What is the deer market?
Several market trends occur in financial facilities that categorize how investors act; Although it is not as common as bull markets or bear markets, the deer market is a somewhat average trend. On this market, stocks and bonds are flat, which means that their prices remain relatively unchanged for a long time. During this time, investors tend to shy and Scottish, like a deer. This market is common, while investors are waiting for earnings and the volume of trade tends to be low. Bulls and bear markets are against the deer market because they are categorized according to the volume of mass trade. While the price of shares and bonds can be fluctuated, changes are usually insignificant overall. This does not mean that the market is poor, because the value of shares and bonds can be relatively high; This means that the market stagnates due to lack of changes. Quality investors can make Money in this market trading in shares associated with a few companies that fluctuate.
Investors tend to act as a nervous deer during the deer market; They are usually very cautious and do not involve many purchases, sales or trading with stocks and bonds. Instead, most investors keep their attitude and wait for the market to move up or down. This attitude tends to strengthen the market stagnation. The market may start to move when investors start investing again, or if businesses are prospering or failing; Both affect the price of shares and bonds.
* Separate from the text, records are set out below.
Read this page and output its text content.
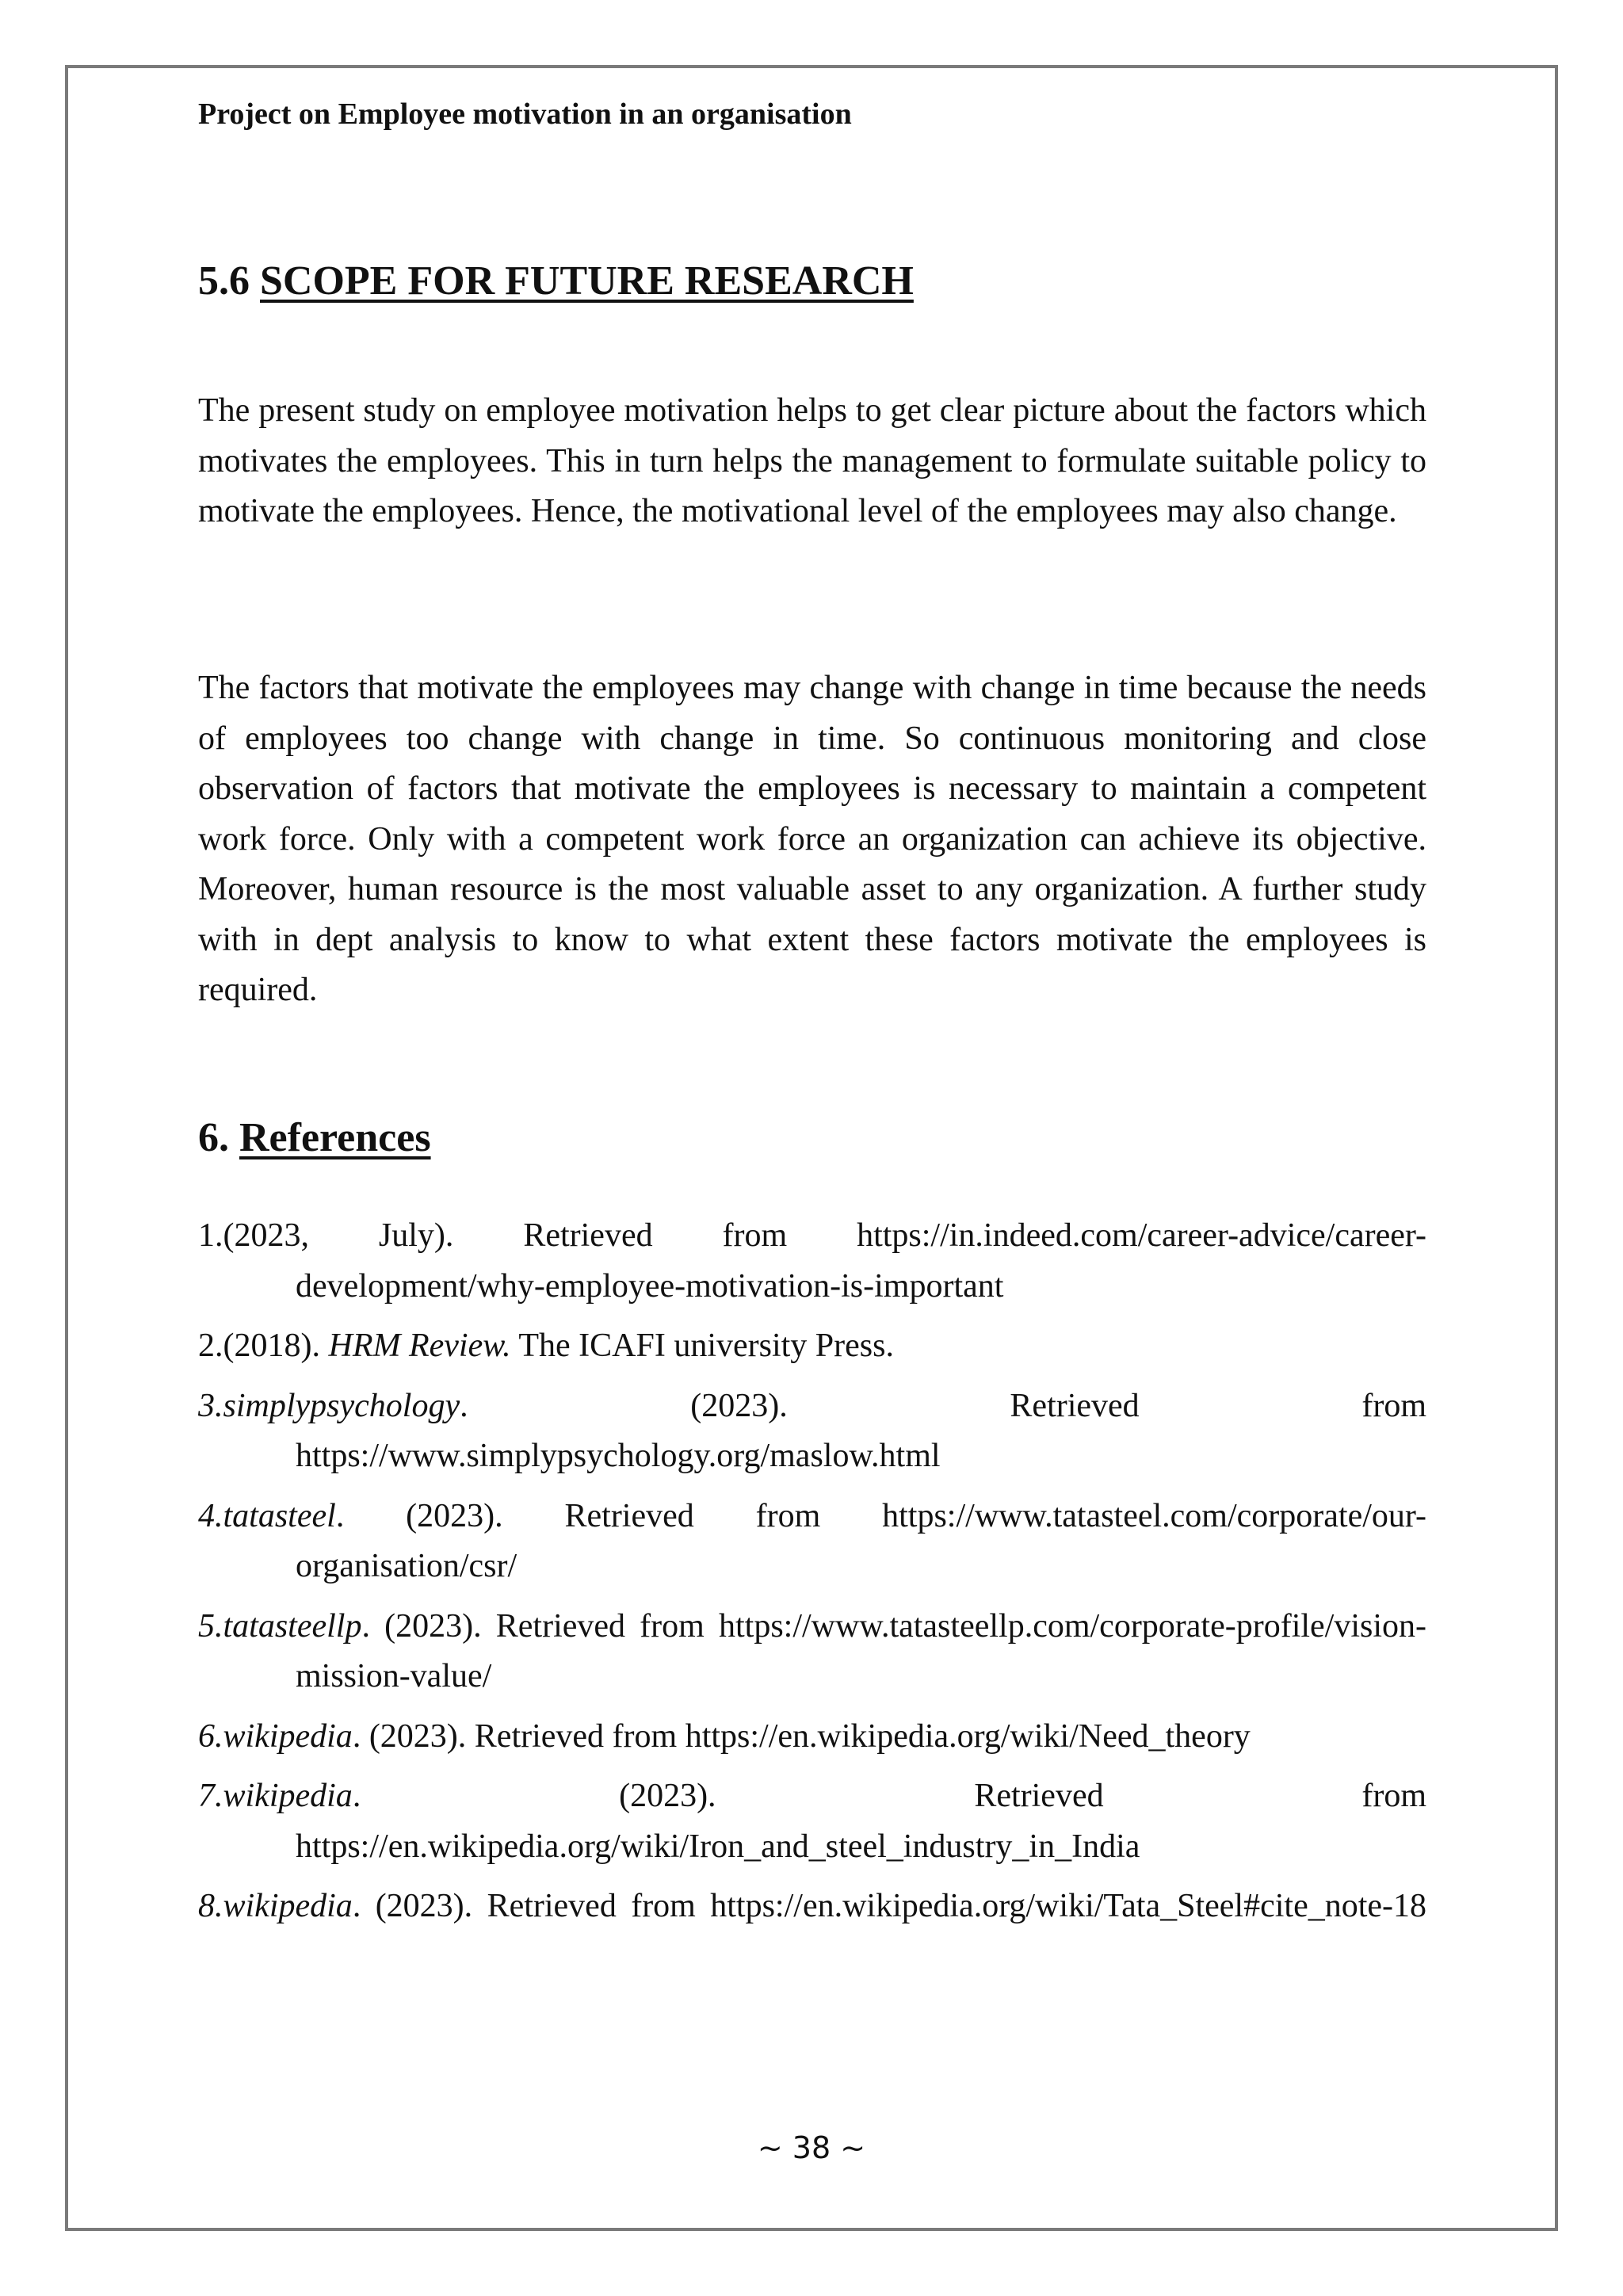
Project on Employee motivation in an organisation

5.6 SCOPE FOR FUTURE RESEARCH

The present study on employee motivation helps to get clear picture about the factors which motivates the employees. This in turn helps the management to formulate suitable policy to motivate the employees. Hence, the motivational level of the employees may also change.

The factors that motivate the employees may change with change in time because the needs of employees too change with change in time. So continuous monitoring and close observation of factors that motivate the employees is necessary to maintain a competent work force. Only with a competent work force an organization can achieve its objective. Moreover, human resource is the most valuable asset to any organization. A further study with in dept analysis to know to what extent these factors motivate the employees is required.

6. References
1.(2023, July). Retrieved from https://in.indeed.com/career-advice/career-development/why-employee-motivation-is-important
2.(2018). HRM Review. The ICAFI university Press.
3.simplypsychology. (2023).	Retrieved from https://www.simplypsychology.org/maslow.html
4.tatasteel. (2023). Retrieved from https://www.tatasteel.com/corporate/our-organisation/csr/
5.tatasteellp. (2023). Retrieved from https://www.tatasteellp.com/corporate-profile/vision-mission-value/
6.wikipedia. (2023). Retrieved from https://en.wikipedia.org/wiki/Need_theory
7.wikipedia. (2023).	Retrieved from https://en.wikipedia.org/wiki/Iron_and_steel_industry_in_India
8.wikipedia. (2023). Retrieved from https://en.wikipedia.org/wiki/Tata_Steel#cite_note-18

~ 38 ~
While the deer market can occur at any time, most commonly occurs when investors are waiting for information from enterprises such as earnings reports. These reports tend to shape the market and increase or reduce investors' trust, causing the bull or bear market to appear. The deer market can also occur if the businesses collectively spread out because it tends to balance the prices of shares and bonds.
after completion of the marketThe deer will appear a bull or bear market. If investors perceive that stocks and bonds will rise in value, there will be a bull market. During this time, investors will start buying a large number of shares and bonds before their price is too high. The bear market is the other way around. Investors believe that shares and bonds will fall in value, so they try to sell before shares and bonds become worthless to reduce any losses.